Thinking about the use of different materials and the effects these can have on the viewer. What's appropriate and what isn't? Why so? 

Documenting marks made in the kitchen, thinking about the no content without public (creators):
Put in images of this here 

Playing with public designed publication idea:
Online site for people to put whatever they want and then each month the pages are collated into a publication that has documented whatever those individuals wanted to publish.
- Thinking about a physical timestamp, we spoke about how instagram is almost a digital scrapbook so would printed these books create a similar feeling? If not why not?
- The idea of physical and digital space applies
- Without the public there is no content, it plays on this idea as if there were no entries there would be no publication.

Digitising:


Adding in Peggy's grid:


Thinking about what we spoke about, wanting to avoid looking too childish as an aesthetic as our audience is 18-25 year olds. These designs are walking that line very closely and will need refining and considering further. 
Also unsure as to where this would be positioned, would it be something people want to engage with, what would the purpose be, simply a commentary? 
Could become part of something bigger that we come up with, exhibition, event, platform etc. 
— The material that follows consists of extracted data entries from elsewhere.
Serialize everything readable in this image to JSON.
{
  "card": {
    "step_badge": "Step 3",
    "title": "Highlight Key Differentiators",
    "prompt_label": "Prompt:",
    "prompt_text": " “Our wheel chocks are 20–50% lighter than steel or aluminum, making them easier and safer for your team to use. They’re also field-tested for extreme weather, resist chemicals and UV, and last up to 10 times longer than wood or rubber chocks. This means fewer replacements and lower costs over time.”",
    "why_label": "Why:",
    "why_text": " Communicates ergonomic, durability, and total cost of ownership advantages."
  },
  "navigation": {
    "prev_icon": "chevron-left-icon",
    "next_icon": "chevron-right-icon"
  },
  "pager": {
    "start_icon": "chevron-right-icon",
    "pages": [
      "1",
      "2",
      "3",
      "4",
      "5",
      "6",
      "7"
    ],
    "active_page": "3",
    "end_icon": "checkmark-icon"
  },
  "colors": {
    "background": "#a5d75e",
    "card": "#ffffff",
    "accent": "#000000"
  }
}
Is this drifting too far away from social media?
Should revisit tomorrow and bring closer to the idea of existing issues in social media and exploring this through the different concepts presented at the start of the project. 

Research peg presented:

Blook Up - Produce social media feeds into book form
It has a fixed design so everyone's look the same (apart from the content of course)
- This slightly ruins the individuality, but if representative of how social media platforms present work. 
- Does relate to the idea of having a skeleton to produce work, similar to previous idea (but more stripped back).

It's a way of documenting and archiving work, the relationship to the content might be different in physical form compared to digital. 
- Would people take it more seriously since it's in print? 
Interesting that they use the top 100 so content dictated by others rather than the individual.
- Links to this idea of measuring by other people's standards 

Reflecting:
  • Think ideas we're having are interesting and could have a good project come out of them, but we need to get a clearer focus on where we're gonna go with it, do we want to produce a more conceptual project, or something that's got a clear deliverable?